Portuguese MEPs critical of von der Leyen’s state of the union speech

Marisa Matias, from the Left Bloc, heard a speech that "bypassed" the issues "that really matter", saying that there was "an approach of pretence" regarding those that were treated. [EPA-EFE/YVES HERMAN]

Portuguese MEPs were sharply divided in their appreciation of the state of the Union speech presented on Wednesday (15 September) by the President of the European Commission Ursula von der Leyen in the European Parliament. EURACTIV’s partner Lusa reports.

PSD MEP Paulo Rangel told Lusa he had heard an “intelligent” speech, in which von der Leyen gave a “very positive” picture of the Commission’s performance, highlighting the references to the vaccination process against COVID-19 where, “with all the merit”, the “European strategy was successful”.

Marisa Matias, from the Left Bloc, heard a speech that “bypassed” the issues “that really matter”, saying that there was “an approach of pretence” regarding those that were treated.

In statements to Lusa, Marisa Matias gave as an example of this “pretence”, the way Von der Leyen spoke of the economic recovery of the European Union, but “ignoring that the deficit rules are in suspension”, which has allowed financial relief for many countries, without the President of the European Commission explaining what will happen in the short run.

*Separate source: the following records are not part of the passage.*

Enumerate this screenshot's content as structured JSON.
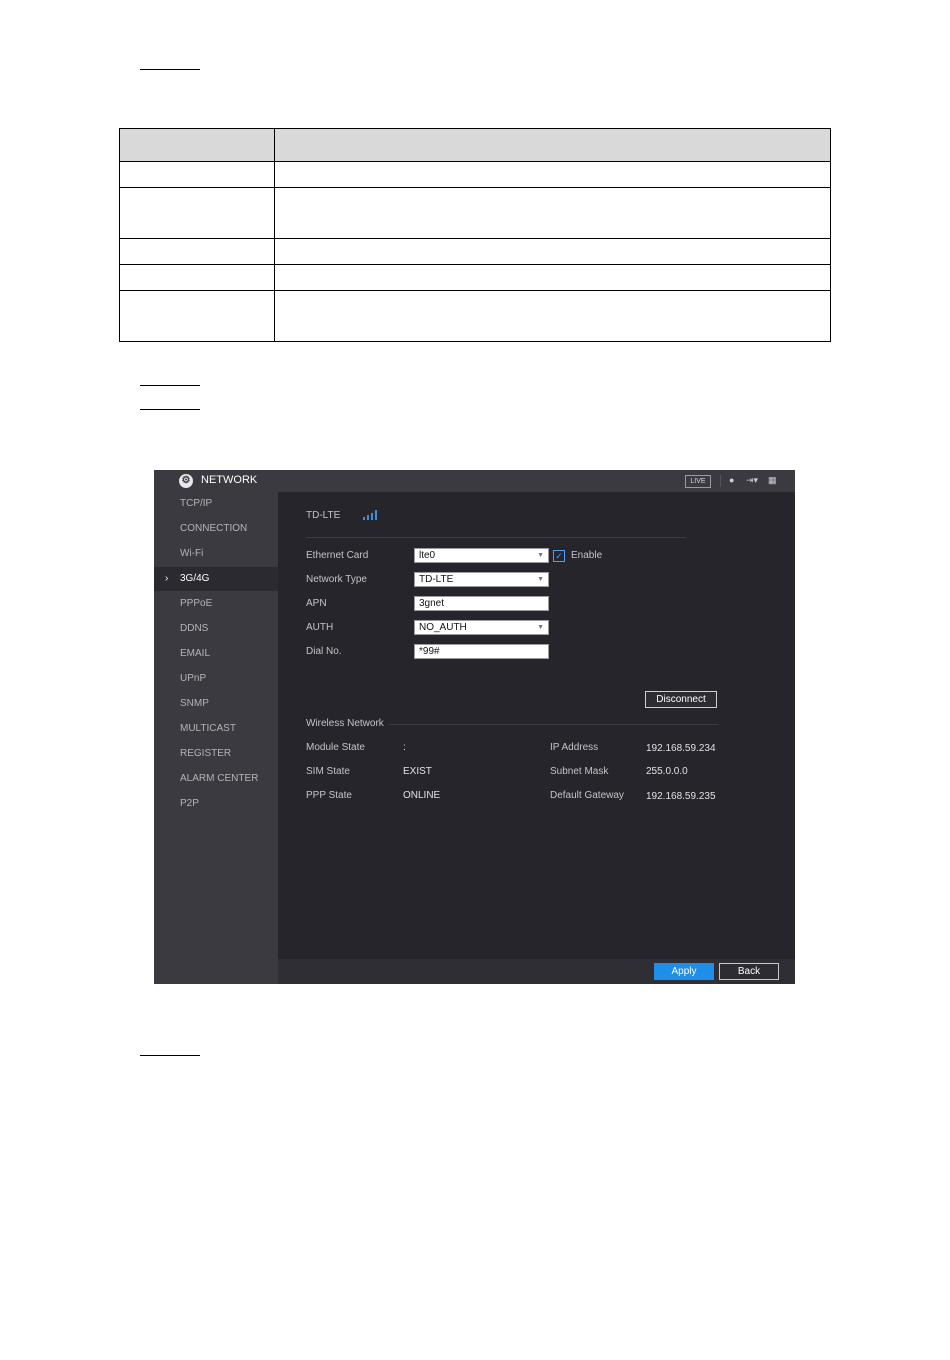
{
  "app": {
    "title": "NETWORK",
    "live_badge": "LIVE",
    "toolbar_icons": [
      "user-icon",
      "logout-icon",
      "grid-icon"
    ]
  },
  "sidebar": {
    "items": [
      {
        "label": "TCP/IP"
      },
      {
        "label": "CONNECTION"
      },
      {
        "label": "Wi-Fi"
      },
      {
        "label": "3G/4G",
        "active": true
      },
      {
        "label": "PPPoE"
      },
      {
        "label": "DDNS"
      },
      {
        "label": "EMAIL"
      },
      {
        "label": "UPnP"
      },
      {
        "label": "SNMP"
      },
      {
        "label": "MULTICAST"
      },
      {
        "label": "REGISTER"
      },
      {
        "label": "ALARM CENTER"
      },
      {
        "label": "P2P"
      }
    ],
    "active_arrow": "›"
  },
  "main": {
    "network_name": "TD-LTE",
    "signal_level": 4,
    "signal_color": "#3c8fe0",
    "form": {
      "ethernet_card_label": "Ethernet Card",
      "ethernet_card_value": "lte0",
      "enable_label": "Enable",
      "enable_checked": "✓",
      "network_type_label": "Network Type",
      "network_type_value": "TD-LTE",
      "apn_label": "APN",
      "apn_value": "3gnet",
      "auth_label": "AUTH",
      "auth_value": "NO_AUTH",
      "dial_label": "Dial No.",
      "dial_value": "*99#",
      "dropdown_caret": "▼"
    },
    "disconnect_label": "Disconnect",
    "wireless": {
      "section_title": "Wireless Network",
      "module_state_label": "Module State",
      "module_state_value": ":",
      "sim_state_label": "SIM State",
      "sim_state_value": "EXIST",
      "ppp_state_label": "PPP State",
      "ppp_state_value": "ONLINE",
      "ip_label": "IP Address",
      "ip_value": "192.168.59.234",
      "mask_label": "Subnet Mask",
      "mask_value": "255.0.0.0",
      "gateway_label": "Default Gateway",
      "gateway_value": "192.168.59.235"
    },
    "apply_label": "Apply",
    "back_label": "Back",
    "accent_color": "#1e8ee8"
  }
}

João Pimenta Lopes, MEP elected by the PCP, deeply criticised the whole State of the Union speech, particularly the way von der Leyen praised the performance of the Commission in the vaccination process, stressing that what remains is what he considers to be “the continuity of stubborn posture in defending multinationals”, namely with the insistence on protecting the patents of vaccines against COVID-19.

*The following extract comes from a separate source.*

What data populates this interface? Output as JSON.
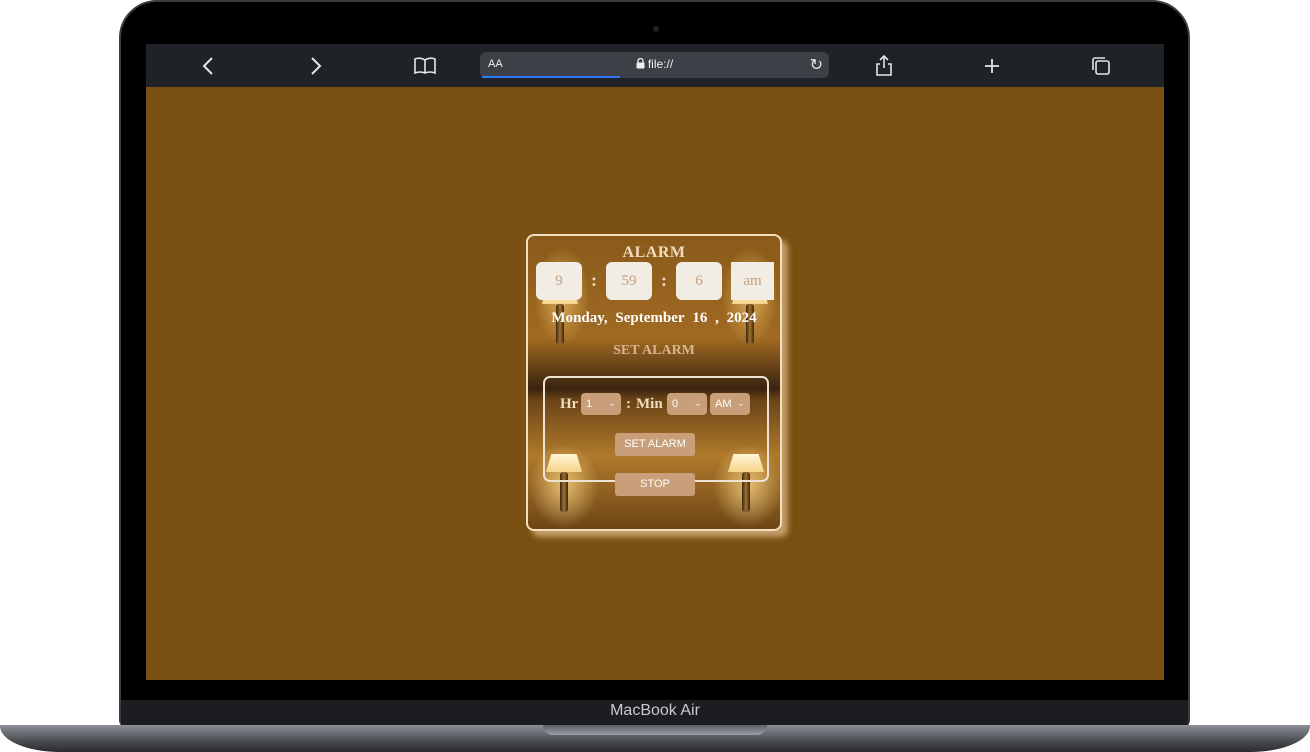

This was not the spirit in which Carlos Zorrinho, MEP from the Portuguese Socialist Party, listened to the President of the European Commission, saying that she showed “proof of sensitivity to the sense, integrity and relevance” of the EU.

However, “for our values and our future, we will have to be more ambitious and pragmatic,” considers Zorrinho, explaining that what is missing, for example, is an anti-poverty law “that consolidates and deepens the objectives of the Porto declaration” about the recent Social Summit.

CDS MEP Nuno Melo also approved the way the Commission president referred to the EU’s role in the worldwide distribution of vaccines against COVID-19 but would have preferred to hear more about the community’s medium and long-term economic strategy, particularly to understand better what to do with the distribution of community funds.

Paulo Rangel highlighted the “optimistic vision” that von der Leyen brought to the economic discourse, but noted that there was a lack of talk about the price to be paid for the recovery and resilience plan, in particular the eventuality of a rise in inflation, just as there were no references to EU fiscal and economic policy, such as defining future debt targets.

Francisco Guerreiro, independent MEP (ex-PAN) of the Greens family, heard a “moderate and cautious speech” but criticised the lack of depth on many issues dear to him, such as environmental policy, as well as the absence of fundamental issues such as the Common Agricultural Policy.

He also said that the EU should not be seen as a “mere one-stop-shop” but as a “one-stop-shop” for the whole of the EU.

Marisa Matias also felt there was an “empty speech” on the issue of migration, claiming that the Commission president limited herself to vague ideas, referring to the role of the European Parliament, just as she also said she did not understand why von der Leyen stressed the announcement of a defence summit when this issue is not on the EU’s priority agenda.

On the contrary, Paulo Rangel considers that on the issue of defence, von der Leyen was “assertive” on the importance of reinforcing close collaboration between the EU and NATO – a point heavily criticised by the communist and left bloc MEPs, as well as Francisco Guerreiro.

The President of the European Commission spoke on Wednesday in the European Parliament in Strasbourg in the State of the Union address, where she took stock of this year and projected the priorities for 2022.

The first State of the Union address was given by the then President of the Commission, José Manuel Barroso, on 07 September 2010, a practice followed by his successor, Jean-Claude Juncker, and by the current head of the Community executive.

Ursula Von der Leyen, who took office on 01 December 2019, made her first such speech on 16 September 2020.